Singaporean-listed oil and gas firm KrisEnergy is edging closer to finalising its deal with the Cambodian government that will pave the way for extraction from offshore oil field Block A.
According to KrisEnergy’s half-yearly financial statement, posted on its website yesterday, terms have been agreed and a request for a licence is underway.
“Technical and fiscal terms for the Apsara oil development in Cambodia Block A have been agreed and steps are underway to formalise the paperwork, aiming for first oil approximately 24 months after final investment decision is declared,” the announcement reads.
Contacted yesterday, Tanya Pang, KrisEnergy VP for Investor Relations and Corporate Communications, said the firm was not yet in a position to announce an expected date to commence development on the site.
“We can confirm that work on the formal paperwork for the production licence is under way,” she reiterated.

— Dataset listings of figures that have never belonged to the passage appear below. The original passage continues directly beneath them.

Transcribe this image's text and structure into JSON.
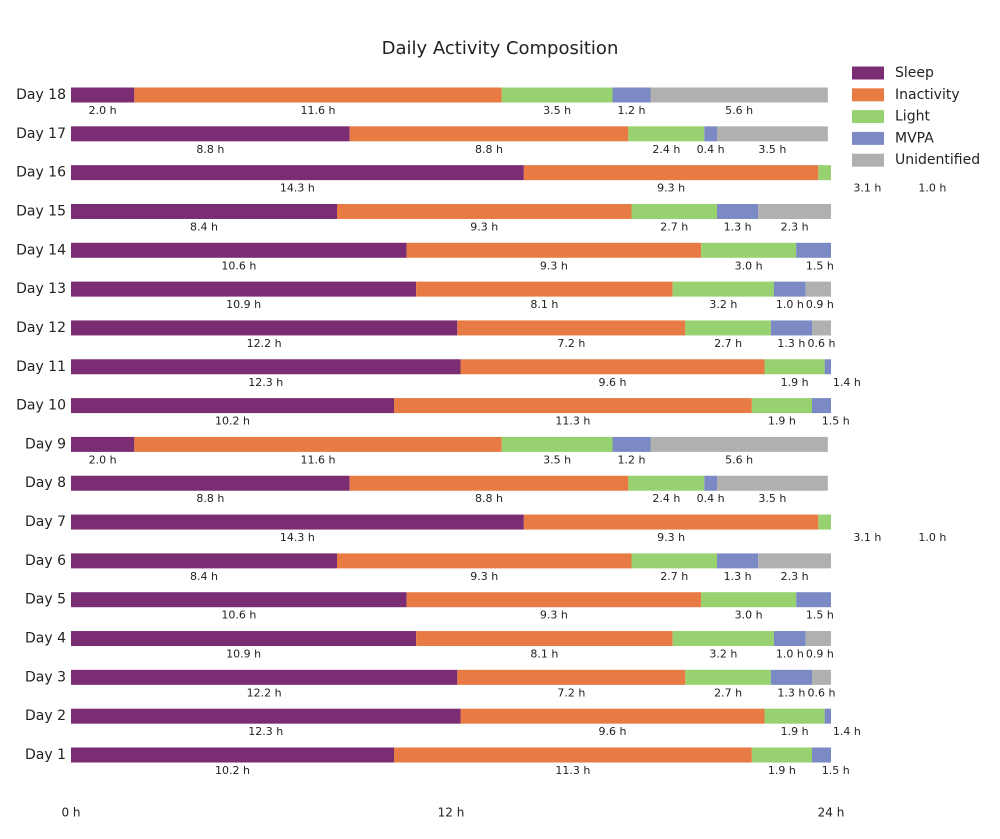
{
  "chart_data": {
    "type": "stacked-barh",
    "title": "Daily Activity Composition",
    "categories": [
      "Day 1",
      "Day 2",
      "Day 3",
      "Day 4",
      "Day 5",
      "Day 6",
      "Day 7",
      "Day 8",
      "Day 9",
      "Day 10",
      "Day 11",
      "Day 12",
      "Day 13",
      "Day 14",
      "Day 15",
      "Day 16",
      "Day 17",
      "Day 18"
    ],
    "series": [
      {
        "name": "Sleep",
        "color": "#7b2d74",
        "values": [
          10.2,
          12.3,
          12.2,
          10.9,
          10.6,
          8.4,
          14.3,
          8.8,
          2.0,
          10.2,
          12.3,
          12.2,
          10.9,
          10.6,
          8.4,
          14.3,
          8.8,
          2.0
        ],
        "value_labels": [
          "10.2 h",
          "12.3 h",
          "12.2 h",
          "10.9 h",
          "10.6 h",
          "8.4 h",
          "14.3 h",
          "8.8 h",
          "2.0 h",
          "10.2 h",
          "12.3 h",
          "12.2 h",
          "10.9 h",
          "10.6 h",
          "8.4 h",
          "14.3 h",
          "8.8 h",
          "2.0 h"
        ]
      },
      {
        "name": "Inactivity",
        "color": "#e87b43",
        "values": [
          11.3,
          9.6,
          7.2,
          8.1,
          9.3,
          9.3,
          9.3,
          8.8,
          11.6,
          11.3,
          9.6,
          7.2,
          8.1,
          9.3,
          9.3,
          9.3,
          8.8,
          11.6
        ],
        "value_labels": [
          "11.3 h",
          "9.6 h",
          "7.2 h",
          "8.1 h",
          "9.3 h",
          "9.3 h",
          "9.3 h",
          "8.8 h",
          "11.6 h",
          "11.3 h",
          "9.6 h",
          "7.2 h",
          "8.1 h",
          "9.3 h",
          "9.3 h",
          "9.3 h",
          "8.8 h",
          "11.6 h"
        ]
      },
      {
        "name": "Light",
        "color": "#98d270",
        "values": [
          1.9,
          1.9,
          2.7,
          3.2,
          3.0,
          2.7,
          3.1,
          2.4,
          3.5,
          1.9,
          1.9,
          2.7,
          3.2,
          3.0,
          2.7,
          3.1,
          2.4,
          3.5
        ],
        "value_labels": [
          "1.9 h",
          "1.9 h",
          "2.7 h",
          "3.2 h",
          "3.0 h",
          "2.7 h",
          "3.1 h",
          "2.4 h",
          "3.5 h",
          "1.9 h",
          "1.9 h",
          "2.7 h",
          "3.2 h",
          "3.0 h",
          "2.7 h",
          "3.1 h",
          "2.4 h",
          "3.5 h"
        ]
      },
      {
        "name": "MVPA",
        "color": "#7b8ac4",
        "values": [
          1.5,
          1.4,
          1.3,
          1.0,
          1.5,
          1.3,
          1.0,
          0.4,
          1.2,
          1.5,
          1.4,
          1.3,
          1.0,
          1.5,
          1.3,
          1.0,
          0.4,
          1.2
        ],
        "value_labels": [
          "1.5 h",
          "1.4 h",
          "1.3 h",
          "1.0 h",
          "1.5 h",
          "1.3 h",
          "1.0 h",
          "0.4 h",
          "1.2 h",
          "1.5 h",
          "1.4 h",
          "1.3 h",
          "1.0 h",
          "1.5 h",
          "1.3 h",
          "1.0 h",
          "0.4 h",
          "1.2 h"
        ]
      },
      {
        "name": "Unidentified",
        "color": "#b0b0b0",
        "values": [
          null,
          null,
          0.6,
          0.9,
          null,
          2.3,
          null,
          3.5,
          5.6,
          null,
          null,
          0.6,
          0.9,
          null,
          2.3,
          null,
          3.5,
          5.6
        ],
        "value_labels": [
          null,
          null,
          "0.6 h",
          "0.9 h",
          null,
          "2.3 h",
          null,
          "3.5 h",
          "5.6 h",
          null,
          null,
          "0.6 h",
          "0.9 h",
          null,
          "2.3 h",
          null,
          "3.5 h",
          "5.6 h"
        ]
      }
    ],
    "xlim": [
      0,
      24
    ],
    "xticks": [
      {
        "value": 0,
        "label": "0 h"
      },
      {
        "value": 12,
        "label": "12 h"
      },
      {
        "value": 24,
        "label": "24 h"
      }
    ],
    "legend": "upper right"
  }
}
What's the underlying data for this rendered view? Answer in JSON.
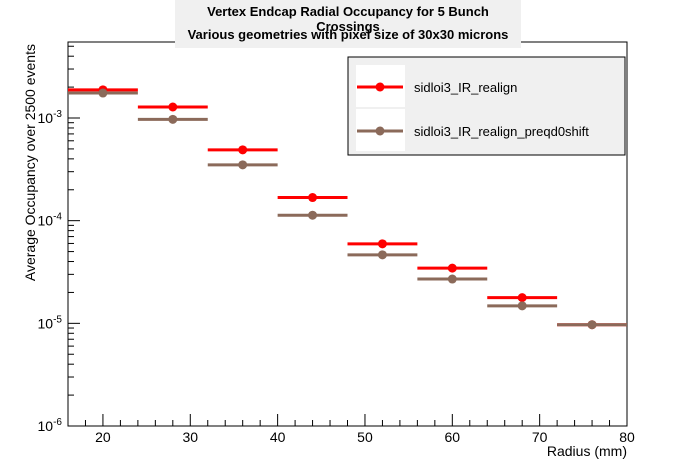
{
  "chart_data": {
    "type": "scatter",
    "title": "Vertex Endcap Radial Occupancy for 5 Bunch Crossings",
    "subtitle": "Various geometries with pixel size of 30x30 microns",
    "xlabel": "Radius (mm)",
    "ylabel": "Average Occupancy over 2500 events",
    "xlim": [
      16,
      80
    ],
    "ylim": [
      1e-06,
      0.0055
    ],
    "yscale": "log",
    "x_ticks": [
      "20",
      "30",
      "40",
      "50",
      "60",
      "70",
      "80"
    ],
    "y_ticks": [
      {
        "base": "10",
        "exp": "-6",
        "value": 1e-06
      },
      {
        "base": "10",
        "exp": "-5",
        "value": 1e-05
      },
      {
        "base": "10",
        "exp": "-4",
        "value": 0.0001
      },
      {
        "base": "10",
        "exp": "-3",
        "value": 0.001
      }
    ],
    "legend_position": "top-right",
    "series": [
      {
        "name": "sidloi3_IR_realign",
        "color": "#ff0000",
        "x": [
          20,
          28,
          36,
          44,
          52,
          60,
          68,
          76
        ],
        "x_err": [
          4,
          4,
          4,
          4,
          4,
          4,
          4,
          4
        ],
        "y": [
          0.00188,
          0.00128,
          0.00049,
          0.000168,
          5.95e-05,
          3.45e-05,
          1.78e-05,
          9.7e-06
        ]
      },
      {
        "name": "sidloi3_IR_realign_preqd0shift",
        "color": "#8b6a5a",
        "x": [
          20,
          28,
          36,
          44,
          52,
          60,
          68,
          76
        ],
        "x_err": [
          4,
          4,
          4,
          4,
          4,
          4,
          4,
          4
        ],
        "y": [
          0.00175,
          0.00097,
          0.00035,
          0.000113,
          4.65e-05,
          2.7e-05,
          1.48e-05,
          9.7e-06
        ]
      }
    ]
  }
}
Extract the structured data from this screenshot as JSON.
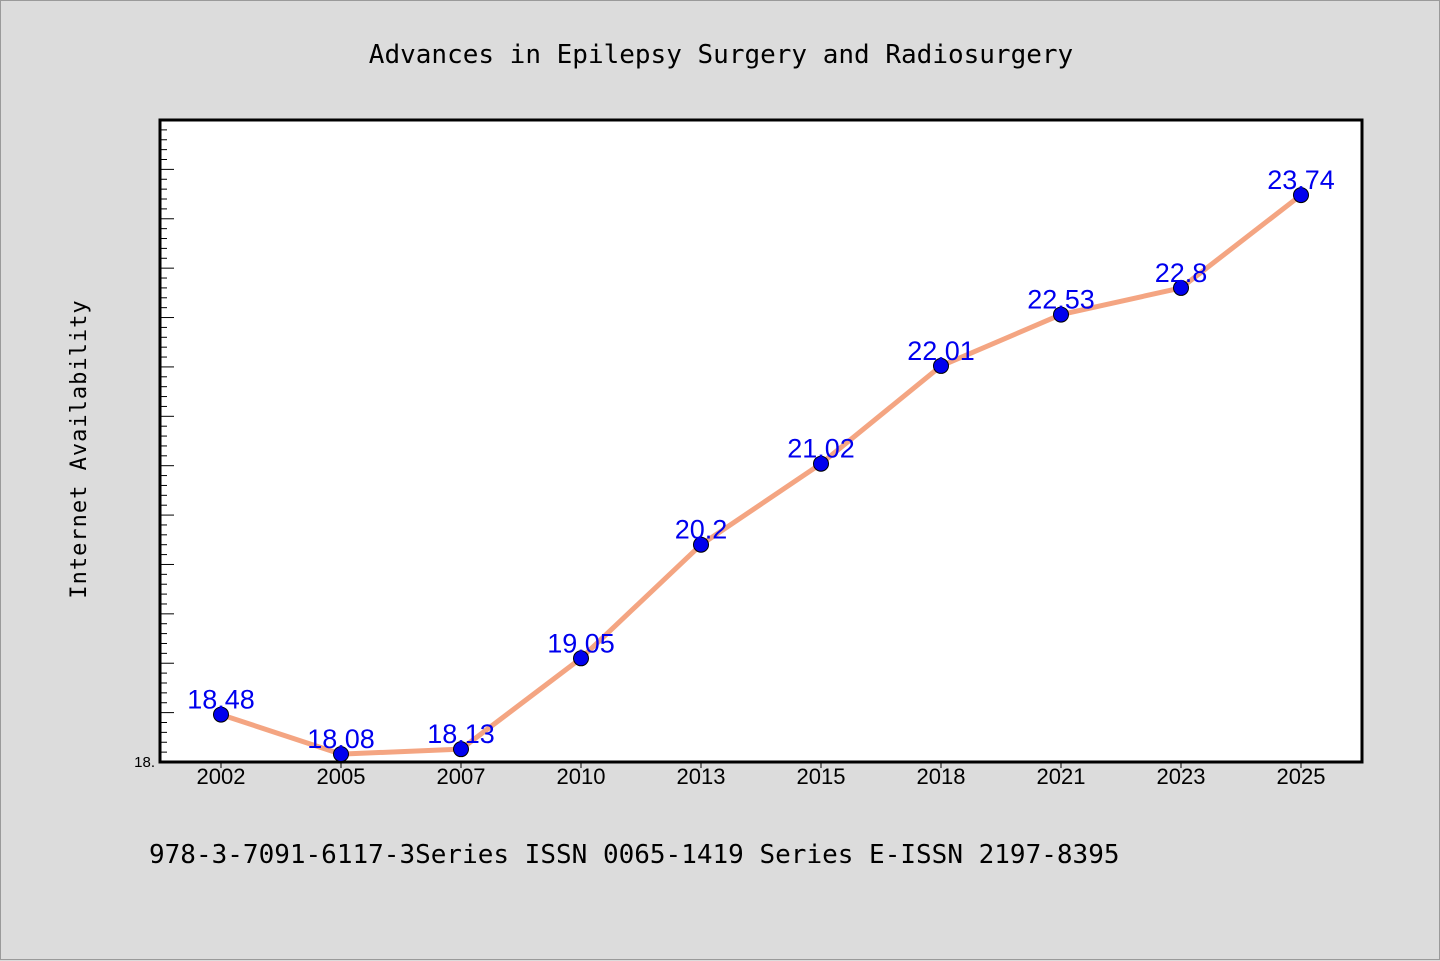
{
  "chart_data": {
    "type": "line",
    "title": "Advances in Epilepsy Surgery and Radiosurgery",
    "xlabel": "",
    "ylabel": "Internet Availability",
    "categories": [
      "2002",
      "2005",
      "2007",
      "2010",
      "2013",
      "2015",
      "2018",
      "2021",
      "2023",
      "2025"
    ],
    "series": [
      {
        "values": [
          18.48,
          18.08,
          18.13,
          19.05,
          20.2,
          21.02,
          22.01,
          22.53,
          22.8,
          23.74
        ],
        "labels": [
          "18.48",
          "18.08",
          "18.13",
          "19.05",
          "20.2",
          "21.02",
          "22.01",
          "22.53",
          "22.8",
          "23.74"
        ]
      }
    ],
    "ylim": [
      18.0,
      24.5
    ],
    "y_tick_label": "18.",
    "grid": false,
    "legend": "none",
    "colors": {
      "line": "#f4a582",
      "marker": "#0000ee",
      "data_label": "#0000ee",
      "plot_background": "#ffffff",
      "figure_background": "#dcdcdc"
    }
  },
  "footer": "978-3-7091-6117-3Series ISSN 0065-1419 Series E-ISSN 2197-8395"
}
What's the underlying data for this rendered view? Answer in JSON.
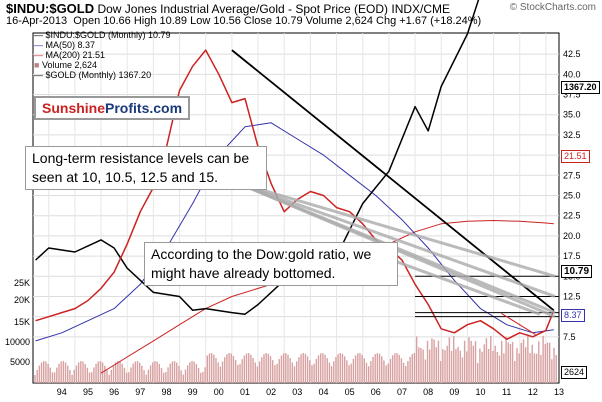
{
  "header": {
    "symbol": "$INDU:$GOLD",
    "title_rest": "Dow Jones Industrial Average/Gold - Spot Price (EOD)  INDX/CME",
    "watermark": "© StockCharts.com",
    "date": "16-Apr-2013",
    "ohlc": "Open 10.66  High 10.89  Low 10.56  Close 10.79  Volume 2,624  Chg +1.67 (+18.24%)"
  },
  "legend": [
    {
      "text": "$INDU:$GOLD (Monthly) 10.79",
      "color": "#000000"
    },
    {
      "text": "MA(50) 8.37",
      "color": "#3333aa"
    },
    {
      "text": "MA(200) 21.51",
      "color": "#cc2222"
    },
    {
      "text": "Volume 2,624",
      "color": "#c08080"
    },
    {
      "text": "$GOLD (Monthly) 1367.20",
      "color": "#000000"
    }
  ],
  "logo": {
    "part1": "Sunshine",
    "part2": "Profits.com"
  },
  "annotations": {
    "note1": "Long-term resistance levels can be seen at 10, 10.5, 12.5 and 15.",
    "note2": "According to the Dow:gold ratio, we might have already bottomed."
  },
  "badges": {
    "gold_last": "1367.20",
    "ma200": "21.51",
    "ratio_last": "10.79",
    "ma50": "8.37",
    "volume": "2624"
  },
  "chart_data": {
    "type": "line",
    "x_ticks": [
      "94",
      "95",
      "96",
      "97",
      "98",
      "99",
      "00",
      "01",
      "02",
      "03",
      "04",
      "05",
      "06",
      "07",
      "08",
      "09",
      "10",
      "11",
      "12",
      "13"
    ],
    "y_ticks_right": [
      "42.5",
      "40.0",
      "37.5",
      "35.0",
      "32.5",
      "30.0",
      "27.5",
      "25.0",
      "22.5",
      "20.0",
      "17.5",
      "15.0",
      "12.5",
      "10.0",
      "7.5"
    ],
    "y_ticks_left_gold": [
      "25K",
      "20K",
      "15K"
    ],
    "y_ticks_left_volume": [
      "10000",
      "5000"
    ],
    "series": [
      {
        "name": "$INDU:$GOLD (Monthly)",
        "color": "#cc2222",
        "x": [
          1993.5,
          1994.0,
          1994.5,
          1995.0,
          1995.5,
          1996.0,
          1996.5,
          1997.0,
          1997.5,
          1998.0,
          1998.5,
          1999.0,
          1999.5,
          2000.0,
          2000.5,
          2001.0,
          2001.5,
          2002.0,
          2002.5,
          2003.0,
          2003.5,
          2004.0,
          2004.5,
          2005.0,
          2005.5,
          2006.0,
          2006.5,
          2007.0,
          2007.5,
          2008.0,
          2008.5,
          2009.0,
          2009.5,
          2010.0,
          2010.5,
          2011.0,
          2011.5,
          2012.0,
          2012.5,
          2013.0,
          2013.3
        ],
        "y": [
          9.5,
          10.0,
          10.5,
          11.0,
          12.0,
          13.5,
          15.5,
          19.0,
          23.0,
          26.0,
          31.0,
          38.0,
          41.0,
          43.0,
          40.0,
          36.5,
          37.0,
          31.0,
          26.5,
          23.0,
          24.5,
          25.5,
          25.0,
          23.5,
          23.0,
          21.5,
          19.5,
          18.5,
          17.0,
          14.0,
          11.5,
          8.5,
          8.0,
          9.0,
          9.5,
          8.5,
          7.2,
          8.0,
          7.5,
          8.3,
          10.79
        ]
      },
      {
        "name": "MA(50)",
        "color": "#3333aa",
        "x": [
          1993.5,
          1994.5,
          1995.5,
          1996.5,
          1997.5,
          1998.5,
          1999.5,
          2000.5,
          2001.5,
          2002.5,
          2003.5,
          2004.5,
          2005.5,
          2006.5,
          2007.5,
          2008.5,
          2009.5,
          2010.5,
          2011.5,
          2012.5,
          2013.3
        ],
        "y": [
          7.0,
          8.0,
          9.5,
          11.0,
          14.0,
          18.5,
          24.0,
          30.0,
          33.5,
          34.0,
          32.0,
          30.0,
          27.5,
          25.0,
          22.0,
          18.5,
          14.5,
          11.0,
          9.0,
          8.0,
          8.37
        ]
      },
      {
        "name": "MA(200)",
        "color": "#cc2222",
        "x": [
          1996.0,
          1997.0,
          1998.0,
          1999.0,
          2000.0,
          2001.0,
          2002.0,
          2003.0,
          2004.0,
          2005.0,
          2006.0,
          2007.0,
          2008.0,
          2009.0,
          2010.0,
          2011.0,
          2012.0,
          2013.0,
          2013.3
        ],
        "y": [
          3.0,
          5.0,
          7.0,
          9.0,
          11.0,
          12.5,
          13.5,
          14.5,
          15.5,
          16.5,
          17.5,
          19.0,
          20.5,
          21.5,
          21.8,
          21.9,
          21.8,
          21.6,
          21.51
        ]
      },
      {
        "name": "$GOLD (Monthly)",
        "x": [
          1993.5,
          1994.0,
          1995.0,
          1996.0,
          1996.5,
          1997.0,
          1997.5,
          1998.0,
          1999.0,
          1999.5,
          2000.0,
          2001.0,
          2001.5,
          2002.0,
          2003.0,
          2004.0,
          2005.0,
          2006.0,
          2006.5,
          2007.0,
          2008.0,
          2008.5,
          2009.0,
          2010.0,
          2011.0,
          2011.7,
          2012.0,
          2012.5,
          2013.0,
          2013.3
        ],
        "y": [
          17.0,
          18.5,
          18.0,
          19.5,
          18.5,
          16.0,
          14.5,
          13.0,
          12.5,
          10.8,
          11.0,
          10.5,
          10.3,
          11.5,
          14.5,
          16.5,
          17.5,
          24.0,
          26.0,
          28.0,
          36.0,
          33.0,
          38.5,
          45.0,
          55.0,
          70.0,
          66.0,
          65.0,
          63.0,
          52.0
        ]
      }
    ],
    "resistance_levels": [
      15,
      12.5,
      10.5,
      10
    ],
    "trend_line": {
      "from": [
        2001.0,
        43.0
      ],
      "to": [
        2013.3,
        10.79
      ]
    },
    "target_line": {
      "from": [
        2011.3,
        10.4
      ],
      "to": [
        2012.6,
        7.8
      ]
    }
  }
}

In August last year, KrisEnergy acquired Chevron’s 30 per cent stake in Block A, adding to its existing 25 per cent stake, giving it a controlling majority in the project.
At the time, KrisEnergy said the site had the potential to pump out 10,000 barrels of oil per day.
Richard Stanger, president of the Cambodia Association for Mining and Exploration Companies, said yesterday that KrisEnergy were well placed once the licence has been approved and a decision on investment agreed.
“They will get into it pretty quickly,” he said.
“They have already purchased a lot of the offshore equipment and some type of production platform.”
Stanger did not comment on the specific impact of falling oil prices effecting KrisEnergy’s prospects, but said sustained low oil prices “will affect everyone and is hard on possible revenues”.
With the conclusion of its long-drawn-out negotiation with KrisEnergy, the government plans to take up the passage of a new petroleum law, which will govern the extraction of oil from onshore and offshore fields, officials said in April.
However, the government has said that it could take time due to negotiations with lawmakers and NGOs over a range of issues, including revenue sharing.
The Ministry of Mines and Energy could not be reached for comment yesterday.